グレゴールはこの大仕事でいっぱいいっぱいになっとって他のことを気にする暇がなかった、とそこへ聞こえたのは支配人が「ゲッ!」と叫ぶ声──さながら吹き抜ける風──そんで見えたのはドアのいっちゃん近くにおる支配人が、ポカンと開いた口に片手を押しつけて、目には見えんけど体全体を前から押す力に追いやられるみたいにジリジリ後ずさりする姿。

母親は──支配人がおるっちゅうのに夕べっからほどいたまんまの髪がみごとに逆立っとった──まず手を組んでじっと父親を見た。それから二歩グレゴールの方に進むとスカートが広がる真ん中にヘナヘナとくずおれて、顔も胸に埋もれようかというくらいうつむいた。

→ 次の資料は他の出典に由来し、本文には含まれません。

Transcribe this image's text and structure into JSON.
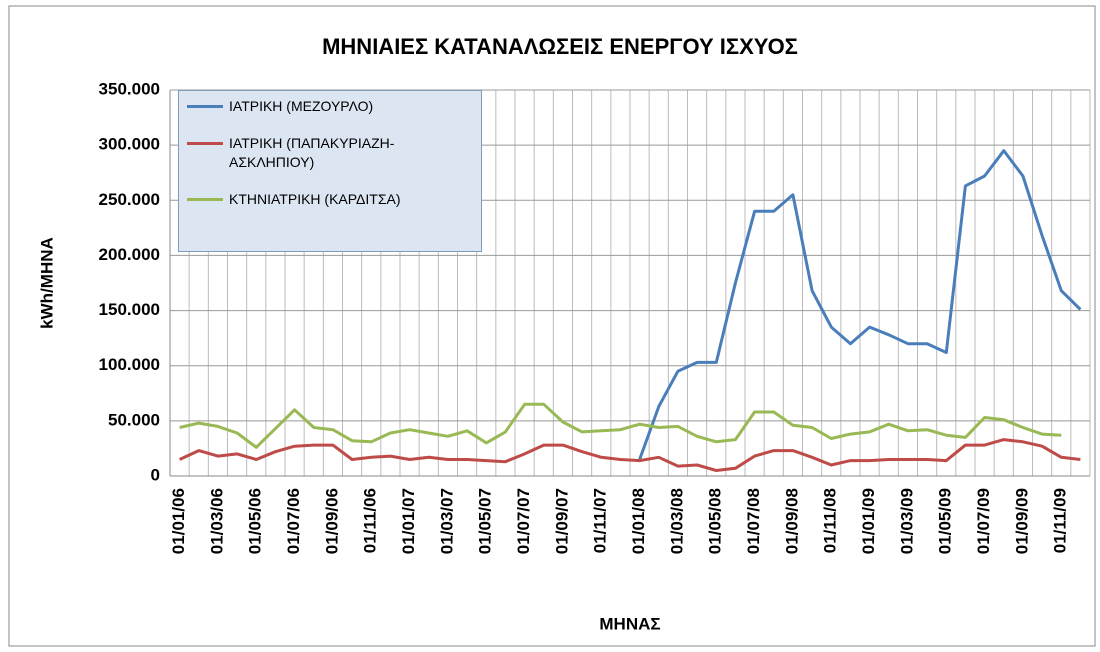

父親が憎たらしそうに拳を握った様子は、グレゴールを部屋に押し戻そうとしとるみたいや。そうか思たらオドオドと居間を見回して、両手で目を覆って、たくましい胸が震えるくらい泣いた。

グレゴールは脚の一本たりとも部屋に踏み入れなんだ。固定してる方のドアにもたれとって、体の半分とかしげた頭しか見えへんかった。その頭でグレゴールはみなのおる方をのぞきこんだ。その間にだいぶ明るうなっとった。

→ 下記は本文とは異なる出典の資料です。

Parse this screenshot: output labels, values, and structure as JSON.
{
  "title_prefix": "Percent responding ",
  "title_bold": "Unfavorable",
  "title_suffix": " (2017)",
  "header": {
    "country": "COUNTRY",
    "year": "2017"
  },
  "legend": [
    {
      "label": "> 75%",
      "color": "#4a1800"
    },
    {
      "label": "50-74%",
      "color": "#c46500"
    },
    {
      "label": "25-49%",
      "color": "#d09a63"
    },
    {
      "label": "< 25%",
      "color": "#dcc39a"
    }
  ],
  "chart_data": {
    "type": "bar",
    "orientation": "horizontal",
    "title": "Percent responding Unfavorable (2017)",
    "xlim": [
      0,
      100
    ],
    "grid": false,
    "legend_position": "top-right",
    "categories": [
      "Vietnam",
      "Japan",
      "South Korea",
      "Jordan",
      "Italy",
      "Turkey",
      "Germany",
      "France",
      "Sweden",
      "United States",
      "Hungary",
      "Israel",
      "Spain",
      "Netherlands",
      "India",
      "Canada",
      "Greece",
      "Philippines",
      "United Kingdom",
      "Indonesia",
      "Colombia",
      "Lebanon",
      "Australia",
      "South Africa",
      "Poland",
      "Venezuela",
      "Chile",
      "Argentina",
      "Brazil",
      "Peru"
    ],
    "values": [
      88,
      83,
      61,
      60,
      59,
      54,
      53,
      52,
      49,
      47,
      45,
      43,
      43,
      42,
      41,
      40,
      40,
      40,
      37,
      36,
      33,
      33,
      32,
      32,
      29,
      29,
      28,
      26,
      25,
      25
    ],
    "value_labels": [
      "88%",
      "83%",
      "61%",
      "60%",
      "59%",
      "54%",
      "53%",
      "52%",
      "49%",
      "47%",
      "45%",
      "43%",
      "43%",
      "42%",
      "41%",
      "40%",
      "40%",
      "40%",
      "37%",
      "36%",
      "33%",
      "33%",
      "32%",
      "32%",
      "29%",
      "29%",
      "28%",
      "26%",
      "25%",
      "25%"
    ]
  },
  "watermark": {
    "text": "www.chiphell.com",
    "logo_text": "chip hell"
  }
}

通りの反対っ側に立つ向かい合わせの、端も見えんほど長い、濃いグレーの建物──病院やった──の一部がはっきり見える。その正面には一定間隔でぶち抜くように窓が開いとる。雨はまだ降っとるものの、一つ一つ目に見えるくらい大きい滴が文字通りピチョンピチョンと地面を叩いとるだけ。

朝めし用の食器がテーブルにどっちゃりそろえてある。父親にとって朝めしはいっちゃん重要な食事であってその最中に新聞各紙を何時間も読んでねばる、それが理由やった。真向かいの壁にはグレゴールが軍隊時代に撮った、明らかに少尉と分かる写真がかかっとった。手は軍刀に、くったくない笑顔、自分の行いと制服に敬意を払ってくれと言いたげ。

玄関ホールに通じるドアも玄関も開いとったから住居の玄関も下の階に続く階段の始まる場所も見通せた。

「ほな」と口を開いたグレゴールは自覚しとった。冷静さを保っとんのは自分だけやと。